In the spring of 2013, Pouvoir Magique co-founded the "Mawimbi" collective, a project designed to unite African musical heritage with contemporary soundscapes, and released two EPs. Within days of launching their label Musiques de Sphères, the duo's studio was burglarized and a hard drive with six years of painstakingly curated material had vanished. After tracking down demos they shared with friends before their final stages of completion, Clément and Bertrand reconstructed an album of 12 tracks.

Unfinished though they might be, each song is a marvelous thing to behold. Their stunning 2016 single "Eclipse," with its cinematic video, might have been one of the most immediate songs on the record, but it's the pulsing "Chalawan," with its guttural howls, fluttering flute-like passages, and driving, hypnotic beats that truly mesmerizes.

6. Purple Disco Machine - “Body Funk” & “Devil In Me” (TIE)

Whenever a bevy of guest artists appears on a debut record, it's often best to approach the project with caution. 85% of the time, the collaborative partners either overshadow the proceedings or detract from the vision of the musician whose name is emblazoned across the top of the LP. There are, however, pleasant exceptions to the rule and Tino Piontek's Soulmatic is one of the year's most delightfully cohesive offerings. The Dresden-born Deep Funk innovator, aka Purple Disco Machine, has risen to international status since 2009, releasing one spectacular track and remix after another.
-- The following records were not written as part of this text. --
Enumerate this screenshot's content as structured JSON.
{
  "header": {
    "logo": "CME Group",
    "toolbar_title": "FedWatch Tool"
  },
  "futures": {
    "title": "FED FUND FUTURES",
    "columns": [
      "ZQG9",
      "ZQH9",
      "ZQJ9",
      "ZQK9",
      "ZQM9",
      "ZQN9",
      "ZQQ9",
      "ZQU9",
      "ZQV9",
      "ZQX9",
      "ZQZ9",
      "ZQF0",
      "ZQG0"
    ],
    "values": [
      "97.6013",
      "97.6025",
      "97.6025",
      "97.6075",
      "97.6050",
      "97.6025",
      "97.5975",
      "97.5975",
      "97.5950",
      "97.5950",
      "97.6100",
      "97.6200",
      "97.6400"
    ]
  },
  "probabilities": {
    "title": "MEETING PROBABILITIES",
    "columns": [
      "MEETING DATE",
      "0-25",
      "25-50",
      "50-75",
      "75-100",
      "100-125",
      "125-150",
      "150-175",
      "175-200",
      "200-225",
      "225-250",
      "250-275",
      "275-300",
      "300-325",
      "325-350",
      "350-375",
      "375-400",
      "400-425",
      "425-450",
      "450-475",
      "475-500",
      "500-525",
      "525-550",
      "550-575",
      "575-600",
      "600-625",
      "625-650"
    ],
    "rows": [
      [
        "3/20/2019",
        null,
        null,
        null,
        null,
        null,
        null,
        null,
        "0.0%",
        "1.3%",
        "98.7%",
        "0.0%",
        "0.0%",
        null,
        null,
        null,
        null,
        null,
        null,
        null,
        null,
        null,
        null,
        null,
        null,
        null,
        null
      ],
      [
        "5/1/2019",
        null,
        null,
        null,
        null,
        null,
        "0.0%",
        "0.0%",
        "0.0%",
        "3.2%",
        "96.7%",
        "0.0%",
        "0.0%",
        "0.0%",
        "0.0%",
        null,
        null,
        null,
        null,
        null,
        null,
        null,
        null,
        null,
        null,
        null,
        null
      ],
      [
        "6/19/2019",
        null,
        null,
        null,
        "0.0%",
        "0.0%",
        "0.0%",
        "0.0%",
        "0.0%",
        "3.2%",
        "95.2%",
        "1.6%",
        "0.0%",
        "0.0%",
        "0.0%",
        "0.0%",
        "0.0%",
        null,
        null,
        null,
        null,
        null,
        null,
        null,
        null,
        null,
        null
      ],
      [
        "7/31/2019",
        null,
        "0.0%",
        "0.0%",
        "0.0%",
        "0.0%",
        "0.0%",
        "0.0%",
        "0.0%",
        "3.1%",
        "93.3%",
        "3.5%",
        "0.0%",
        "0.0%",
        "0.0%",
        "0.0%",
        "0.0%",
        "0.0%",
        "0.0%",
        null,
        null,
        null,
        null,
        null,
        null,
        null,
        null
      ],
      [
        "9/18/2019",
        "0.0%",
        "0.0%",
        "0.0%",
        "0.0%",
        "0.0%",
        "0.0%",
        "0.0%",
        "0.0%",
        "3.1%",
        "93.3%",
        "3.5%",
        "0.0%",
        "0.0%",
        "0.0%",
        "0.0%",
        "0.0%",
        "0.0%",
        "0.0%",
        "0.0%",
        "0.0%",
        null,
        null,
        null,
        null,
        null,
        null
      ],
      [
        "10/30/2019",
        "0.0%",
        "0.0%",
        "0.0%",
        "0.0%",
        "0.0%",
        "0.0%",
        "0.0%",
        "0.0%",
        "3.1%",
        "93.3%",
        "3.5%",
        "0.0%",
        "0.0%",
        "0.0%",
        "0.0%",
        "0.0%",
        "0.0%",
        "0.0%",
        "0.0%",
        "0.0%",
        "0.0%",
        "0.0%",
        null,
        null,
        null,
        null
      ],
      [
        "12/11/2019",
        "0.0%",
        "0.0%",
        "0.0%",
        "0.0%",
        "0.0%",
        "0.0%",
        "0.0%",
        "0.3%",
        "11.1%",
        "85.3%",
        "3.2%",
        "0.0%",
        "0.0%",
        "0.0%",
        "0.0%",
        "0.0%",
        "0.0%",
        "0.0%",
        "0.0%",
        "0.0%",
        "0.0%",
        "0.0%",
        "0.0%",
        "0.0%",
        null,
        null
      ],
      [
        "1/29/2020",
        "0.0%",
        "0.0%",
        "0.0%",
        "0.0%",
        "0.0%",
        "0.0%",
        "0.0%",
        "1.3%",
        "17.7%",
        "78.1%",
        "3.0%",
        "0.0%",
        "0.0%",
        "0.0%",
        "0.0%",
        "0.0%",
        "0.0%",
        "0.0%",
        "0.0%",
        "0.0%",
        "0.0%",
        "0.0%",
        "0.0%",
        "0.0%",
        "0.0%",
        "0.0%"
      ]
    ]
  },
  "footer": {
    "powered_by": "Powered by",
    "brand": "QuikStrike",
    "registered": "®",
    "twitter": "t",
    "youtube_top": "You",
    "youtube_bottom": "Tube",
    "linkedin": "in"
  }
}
It should go without saying that this long-awaited collection, featuring everyone from Kool Keith to Faithless and Boris D'lugosch, is ripe with memorable highlights.
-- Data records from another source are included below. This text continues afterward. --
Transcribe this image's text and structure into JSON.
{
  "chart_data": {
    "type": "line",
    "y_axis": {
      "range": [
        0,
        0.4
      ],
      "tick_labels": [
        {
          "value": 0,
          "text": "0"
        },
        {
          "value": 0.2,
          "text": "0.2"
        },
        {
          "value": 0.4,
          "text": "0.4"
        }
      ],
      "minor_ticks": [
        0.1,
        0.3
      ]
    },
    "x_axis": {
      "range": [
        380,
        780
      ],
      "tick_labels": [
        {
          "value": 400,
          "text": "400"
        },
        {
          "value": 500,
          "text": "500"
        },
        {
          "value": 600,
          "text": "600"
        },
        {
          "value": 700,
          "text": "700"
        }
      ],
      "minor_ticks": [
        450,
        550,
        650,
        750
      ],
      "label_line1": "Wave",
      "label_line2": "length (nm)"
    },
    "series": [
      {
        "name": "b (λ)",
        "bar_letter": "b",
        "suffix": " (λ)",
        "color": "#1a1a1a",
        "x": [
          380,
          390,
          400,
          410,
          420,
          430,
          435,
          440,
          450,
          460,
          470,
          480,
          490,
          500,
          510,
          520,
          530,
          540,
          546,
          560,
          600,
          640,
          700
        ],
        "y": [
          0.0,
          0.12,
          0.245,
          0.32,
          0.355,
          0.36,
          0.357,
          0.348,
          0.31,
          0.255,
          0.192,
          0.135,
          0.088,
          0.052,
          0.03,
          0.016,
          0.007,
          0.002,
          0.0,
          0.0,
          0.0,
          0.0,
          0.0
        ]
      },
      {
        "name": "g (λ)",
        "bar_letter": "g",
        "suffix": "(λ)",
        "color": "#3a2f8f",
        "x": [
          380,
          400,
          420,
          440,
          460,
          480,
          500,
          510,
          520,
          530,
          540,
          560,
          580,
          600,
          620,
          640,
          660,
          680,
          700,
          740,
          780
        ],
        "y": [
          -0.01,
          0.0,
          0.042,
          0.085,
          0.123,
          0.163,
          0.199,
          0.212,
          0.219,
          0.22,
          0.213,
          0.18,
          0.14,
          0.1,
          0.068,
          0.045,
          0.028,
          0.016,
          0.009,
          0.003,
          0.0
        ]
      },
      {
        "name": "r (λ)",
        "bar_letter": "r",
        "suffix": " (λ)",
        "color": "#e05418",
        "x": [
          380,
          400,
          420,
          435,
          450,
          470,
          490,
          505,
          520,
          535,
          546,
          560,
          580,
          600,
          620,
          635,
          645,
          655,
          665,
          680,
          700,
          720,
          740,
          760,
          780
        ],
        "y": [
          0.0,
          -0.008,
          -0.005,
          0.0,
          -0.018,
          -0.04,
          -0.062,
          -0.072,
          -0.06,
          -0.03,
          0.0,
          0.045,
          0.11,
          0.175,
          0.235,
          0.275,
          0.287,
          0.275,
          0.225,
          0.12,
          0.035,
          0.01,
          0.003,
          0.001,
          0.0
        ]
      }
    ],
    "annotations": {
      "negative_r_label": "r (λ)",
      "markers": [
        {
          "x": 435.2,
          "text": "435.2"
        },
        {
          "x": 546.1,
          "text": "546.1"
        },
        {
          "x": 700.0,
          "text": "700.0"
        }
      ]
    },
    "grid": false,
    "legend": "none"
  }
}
The saucy, soaring "Mistress" shines a spotlight on the stellar pipes of "UK soul hurricane" Hannah Williams. While it might be a crowning moment within the set, its the strutting discofied "Body Funk", and the album's first single, "Devil In Me", that linger long after the record has stopped spinning. The former track with its camptastic fusion of '80s Sylvester gone 1940s military march, and the latter anthem, a soulful stunner that samples the 1968 Stax hit "Private Number", and features the vocal talents of Duane Harden and Joe Killington, feels like an unearthed classic. Without a doubt, the German DJ's debut is one of the best dance records of the year.